Pits of both permanent and temporary character are in common use. They vary in width from 8 to 18 feet. The wider pits are more economical in construction for the amount of storage space provided, and are more convenient in use. These pits are dug about 2 feet deep, and the sides made of brick, stone, concrete or wood. A well-drained location should be selected for the pits near the farm buildings, where it will be convenient to care for them and to prepare the crop for market. The roof construction may be of boards or concrete, and provision must be made for ventilation, as explained in the previous paragraph. Strawy horse manure is excellent to cover the roof. Inexpensive pits should be in more general use among growers who do not produce enough winter cabbage to justify the erection of storage houses.

Various methods of burying or partial burying are in use. Where the winters are mild, little protection is necessary. Near Washington, D. C, the plants are pulled and stood upright in long, shallow trenches 5 or 6 feet wide; a furrow is thrown up on both sides and marsh hay spread over the tops of the heads, the amount of hay being increased when the weather becomes severe. With this plan the heads become solid and may be easily removed at any time during the winter. Farther north the plan is modified by making narrow trenches and providing better protection by using more soil, hay or manure. A favorite plan in southern Maryland is to turn the heads where they grow toward the north, and to cover the stems and the lower part of the heads with earth. If preferred, the heads may be gathered together and protected in this way.

On Long Island a very common method is to draw a furrow 6 to 8 inches deep, pull and place the plants in the trench with heads down. A furrow thrown from each side completes the work of burying. This makes a covering of about 1 foot of soil, which is ample for that locality.
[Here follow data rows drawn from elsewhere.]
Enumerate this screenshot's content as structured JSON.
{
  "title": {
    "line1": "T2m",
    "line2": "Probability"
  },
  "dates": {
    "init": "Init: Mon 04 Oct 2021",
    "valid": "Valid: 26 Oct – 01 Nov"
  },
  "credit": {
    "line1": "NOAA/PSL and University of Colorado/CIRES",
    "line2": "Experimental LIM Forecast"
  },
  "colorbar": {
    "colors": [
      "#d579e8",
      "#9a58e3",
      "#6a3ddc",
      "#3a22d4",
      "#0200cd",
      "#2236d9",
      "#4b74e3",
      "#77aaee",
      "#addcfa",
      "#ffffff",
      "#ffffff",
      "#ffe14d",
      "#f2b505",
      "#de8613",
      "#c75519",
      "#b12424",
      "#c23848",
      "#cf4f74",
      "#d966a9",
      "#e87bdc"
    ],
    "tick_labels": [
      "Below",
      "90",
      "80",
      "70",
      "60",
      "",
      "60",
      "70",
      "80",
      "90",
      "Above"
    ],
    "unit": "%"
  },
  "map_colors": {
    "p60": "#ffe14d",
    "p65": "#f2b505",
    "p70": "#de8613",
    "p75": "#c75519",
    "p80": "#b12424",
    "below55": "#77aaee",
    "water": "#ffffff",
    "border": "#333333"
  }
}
The following plan of burying cabbage has been successful and may be used in all parts of the North: The crop is cut with sharp hatchets, stubs 4 or 5 inches long being left for convenience in handling. If preferred, the crop may be gathered and hauled to a convenient, well-drained field near the barn or other building to be used in preparing the crop for market. The heads are placed on top of the ground, in long rows, three heads in width, side by side, the rows running up and down the slope of the land, to provide drainage. The usual custom is to invert the heads, but better protection is afforded by placing them on their sides, with the outer leaves beneath. A layer of cabbage one or two heads in width may be placed on top, but this increases the labor of burying. The windrows should be far enough apart to drive between them with a wagon.

After the crop has been placed in this manner a two-horse plow is used in drawing two furrows on each side of the windrows, as much soil as possible being thrown over the cabbage. The burying is finished with shovels, when care is taken to get 5 to 6 inches of soil over the cabbage. If buried about the middle of November, the soil will afford sufficient protection for at least a month, when 3 or 4 inches of manure should be thrown over the ridges. Additional manure may be used in the coldest localities. If more convenient, the manure may be applied immediately after burying, but there is no necessity for making such an early application. If the cabbage is sound, there should be no loss from this method. If handled on a large scale, the actual cost of burying, aside from the use of manure, which should not be reckoned, will not exceed 60 cents a thousand heads.

The most serious objection to burying is the unpleasantness of taking out the cabbage in very cold weather. Large quantities, however, may be removed on the mildest days and stored in the barn or the cellar to meet the daily demand.